Meeting this criterion will qualify you for either no capital gains taxes or a reduced tax rate at the time of exchange. The best feature of the 1031 exchange provisions is there is no limit to how many times you can exchange property. You can avoid paying taxes for as long as you are swapping out a property, and you’ll only have to pay the capital gains taxes when you decide to sell your property for cash. The maximum benefit comes when you only have to pay the capital gains tax one time.
Here’s an example: You purchase a property for $200,000 and then sell it for $600,000. You’re responsible for paying the capital gain tax on the $400,000 earned from the property sale. With a 1031 exchange, you can buy a property using the $600,000 sales price and pay no capital gain taxes on the profit.
How 1031 Exchange Works
Let’s suppose you are selling a rental property and don’t want to pay the capital gains tax. Since the odds of finding such property are very slim, you might have to sell a property as a relinquished property. The money you would receive from the sale would be transferred to a qualified intermediary’s exchange account. Which requires that you have a qualified intermediary escrow company. The company will hold the profit you would make from the property’s sale until you buy a replacement property.

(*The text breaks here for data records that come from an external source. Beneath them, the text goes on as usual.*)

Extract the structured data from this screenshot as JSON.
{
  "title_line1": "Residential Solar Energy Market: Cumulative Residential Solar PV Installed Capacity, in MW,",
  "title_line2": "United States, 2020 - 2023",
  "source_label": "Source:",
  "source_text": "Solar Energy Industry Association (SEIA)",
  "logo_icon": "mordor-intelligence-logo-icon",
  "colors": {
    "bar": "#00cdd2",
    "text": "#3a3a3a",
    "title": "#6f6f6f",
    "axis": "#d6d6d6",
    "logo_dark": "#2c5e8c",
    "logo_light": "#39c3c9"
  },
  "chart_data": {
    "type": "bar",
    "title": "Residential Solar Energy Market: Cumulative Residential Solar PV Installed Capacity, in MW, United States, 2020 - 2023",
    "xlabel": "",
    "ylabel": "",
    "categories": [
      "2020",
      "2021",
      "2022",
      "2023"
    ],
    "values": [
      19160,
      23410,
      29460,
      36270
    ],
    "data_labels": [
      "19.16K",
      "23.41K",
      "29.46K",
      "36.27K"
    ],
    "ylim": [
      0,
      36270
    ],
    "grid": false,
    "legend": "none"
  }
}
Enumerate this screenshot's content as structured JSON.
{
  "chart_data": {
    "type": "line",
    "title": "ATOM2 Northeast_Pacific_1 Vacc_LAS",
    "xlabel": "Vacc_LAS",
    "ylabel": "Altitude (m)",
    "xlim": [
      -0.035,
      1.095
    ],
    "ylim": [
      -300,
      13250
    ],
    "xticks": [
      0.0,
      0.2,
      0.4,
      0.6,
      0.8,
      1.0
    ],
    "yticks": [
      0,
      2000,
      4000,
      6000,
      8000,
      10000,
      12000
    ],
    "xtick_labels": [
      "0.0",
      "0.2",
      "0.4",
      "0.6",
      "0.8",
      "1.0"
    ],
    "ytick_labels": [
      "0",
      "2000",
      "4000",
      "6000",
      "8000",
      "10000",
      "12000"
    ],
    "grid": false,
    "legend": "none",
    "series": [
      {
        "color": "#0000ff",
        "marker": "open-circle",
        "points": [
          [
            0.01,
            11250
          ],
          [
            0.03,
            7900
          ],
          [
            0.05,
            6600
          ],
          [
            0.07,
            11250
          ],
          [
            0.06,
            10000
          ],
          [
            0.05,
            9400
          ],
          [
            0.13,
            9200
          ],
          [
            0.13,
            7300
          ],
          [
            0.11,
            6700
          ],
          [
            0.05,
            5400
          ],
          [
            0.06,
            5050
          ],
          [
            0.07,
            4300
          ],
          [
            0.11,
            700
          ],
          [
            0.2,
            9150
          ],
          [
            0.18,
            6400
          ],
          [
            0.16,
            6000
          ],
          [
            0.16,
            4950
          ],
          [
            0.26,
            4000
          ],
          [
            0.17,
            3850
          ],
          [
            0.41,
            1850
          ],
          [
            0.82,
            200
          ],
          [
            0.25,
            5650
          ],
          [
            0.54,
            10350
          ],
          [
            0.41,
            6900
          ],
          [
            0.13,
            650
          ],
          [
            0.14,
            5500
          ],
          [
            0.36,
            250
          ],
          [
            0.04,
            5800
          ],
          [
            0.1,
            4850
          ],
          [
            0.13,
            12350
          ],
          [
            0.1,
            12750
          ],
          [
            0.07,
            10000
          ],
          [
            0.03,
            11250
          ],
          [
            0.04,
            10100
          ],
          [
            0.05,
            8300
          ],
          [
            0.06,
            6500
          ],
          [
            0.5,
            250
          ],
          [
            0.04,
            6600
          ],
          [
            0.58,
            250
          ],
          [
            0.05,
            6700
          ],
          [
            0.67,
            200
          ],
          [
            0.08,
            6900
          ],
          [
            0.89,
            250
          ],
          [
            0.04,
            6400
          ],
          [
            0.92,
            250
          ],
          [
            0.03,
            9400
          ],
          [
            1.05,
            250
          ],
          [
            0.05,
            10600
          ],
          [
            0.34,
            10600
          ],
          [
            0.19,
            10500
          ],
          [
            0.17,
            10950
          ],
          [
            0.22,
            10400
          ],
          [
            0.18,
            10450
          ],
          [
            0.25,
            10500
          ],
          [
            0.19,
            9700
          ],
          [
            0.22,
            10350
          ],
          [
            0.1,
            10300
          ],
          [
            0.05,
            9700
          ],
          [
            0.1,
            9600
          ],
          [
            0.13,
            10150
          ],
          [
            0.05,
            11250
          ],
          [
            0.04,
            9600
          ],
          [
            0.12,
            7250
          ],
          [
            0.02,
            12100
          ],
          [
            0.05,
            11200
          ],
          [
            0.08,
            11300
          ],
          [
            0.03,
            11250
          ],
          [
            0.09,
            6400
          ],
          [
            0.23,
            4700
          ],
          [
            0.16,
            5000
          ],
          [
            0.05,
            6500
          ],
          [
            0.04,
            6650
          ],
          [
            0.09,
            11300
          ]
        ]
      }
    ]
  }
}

You will then have to observe the 45-day and 180-day rules.
45 Day Rule
Once you transfer the title of your property, an intermediary escrow company will receive the cash. Accepting the cash into your account would disqualify you from the 1031 exchange benefit. You have 45 days from the date the cash is deposited into the escrow account to find another property to buy. You have to notify the intermediary escrow company in writing about the replacement property. It is better if you recommend at least three properties so you can eventually close on to one.
180 Day Rule
The 180-day rule gives you 180 days to buy and close on a replacement property.
Pro Tip: To truly benefit from the 1031 exchange, time is of utmost importance—missing any of the time thresholds means you have to pay the capital gains tax. You might feel like you have plenty of time to find a property and then close on the deal. But it is wise to work as quickly as possible to complete the exchange in order to meet the deadlines.
Restrictions on 1031 Exchange
The 1031 exchange imposes significant limitations. These include the following:
- You must buy a property of equal or greater value to the one you sold (the relinquished property). For example, if you sold a rental house for $200,000, you must purchase a single or number of properties worth $200,000 or more.
- The property purchased must be of the same classification as the one sold. You cannot sell a rental home and exchange it for a vocational home or a piece of land that generates no income as part of the 1031 Exchange.
- You cannot use the money you received from selling the relinquished property for any other purpose. The money must remain in the exchange’s escrow fund until you buy a replacement property. The moment you use the profits for something else. You will be subject to the capital gains taxes on the sales profit.
The Downside of the 1031 Exchange
Given the time restraints to find a property, you may end up forcing yourself to buy a property that you otherwise might not really want to buy. It happens quite often as the 45-day or 180-day countdown continues. As the time winds down, you might not be left with enough time to negotiate the property’s sales price. Therefore, it is essential to do your homework before you enter into the 1031 Exchange program.
Final Thoughts
A 1031 exchange provision is of great benefit to investors who want to take advantage of having multiple rental properties and leveraging their sales without having to pay capital gains taxes. The 1031 exchange can also help you tap into the equity you have in your current property and invest that money into a property with better growth potential.